I'd like to ask how to calculate
$$\prod_{i=1}^{p-1} (i^{2st}+1) \pmod p$$ where $s<t$ are primes congruent to $1$ modulo $4$, for any odd prime $p$.
Here're some partial results. For any $1\leq i<p$, $i^{p-1}\equiv 1 \pmod p$ from Euler's theorem. Let $2st=\text{quotient}\cdot (p-1)+2x$ where $2x$ is the remainder. Therefore, $$\prod_{i=1}^{p-1} (i^{2st}+1) \equiv \prod_{i=1}^{p-1}[(i^x)^{2}+1].$$ For primes $p$ congruent to $1$ modulo $4$, there is a quadratic residue $a$ satisfying $a^2+1 \equiv 0 \pmod p$. Since there's a discrete logarithm $x$ for $i^x=a$, the product is congruent to $0$.

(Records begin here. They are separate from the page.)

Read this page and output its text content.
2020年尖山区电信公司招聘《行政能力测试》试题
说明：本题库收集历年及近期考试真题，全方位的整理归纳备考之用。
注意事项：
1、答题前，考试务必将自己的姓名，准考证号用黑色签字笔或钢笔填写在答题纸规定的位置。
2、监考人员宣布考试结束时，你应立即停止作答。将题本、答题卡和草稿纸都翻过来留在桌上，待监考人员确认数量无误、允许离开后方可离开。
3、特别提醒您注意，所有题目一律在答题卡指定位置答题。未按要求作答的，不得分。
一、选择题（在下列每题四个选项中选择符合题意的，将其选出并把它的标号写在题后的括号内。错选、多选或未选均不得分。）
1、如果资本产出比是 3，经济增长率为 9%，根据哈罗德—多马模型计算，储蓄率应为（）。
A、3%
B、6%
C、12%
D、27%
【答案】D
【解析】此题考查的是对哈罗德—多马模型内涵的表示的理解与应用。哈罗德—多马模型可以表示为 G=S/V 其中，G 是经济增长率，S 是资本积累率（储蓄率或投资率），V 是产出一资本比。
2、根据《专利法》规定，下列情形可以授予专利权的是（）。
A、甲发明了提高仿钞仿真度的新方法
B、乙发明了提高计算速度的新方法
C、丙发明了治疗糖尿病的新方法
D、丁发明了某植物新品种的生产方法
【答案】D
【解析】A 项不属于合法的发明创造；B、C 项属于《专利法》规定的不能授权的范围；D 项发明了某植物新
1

I'm not sure how to extend the results to primes $p$ congruent to $3$ modulo $4$. But for most primes, experimental results show that the product is congruent to $4=\prod_{i=1}^{p-1}(i^{2}+1)$. Especially, for primes with $x$ being multiple of $s$ or $t$, the product may deviate from $4$. I'm still finding the pattern.
WLOG, let $x=sy$. I find that for small primes, the products $[i^{2x}+1]$ can be grouped into $\frac{t-y}{\text{quotient}}$ groups according to their equivalence. I'm not sure whether this is general.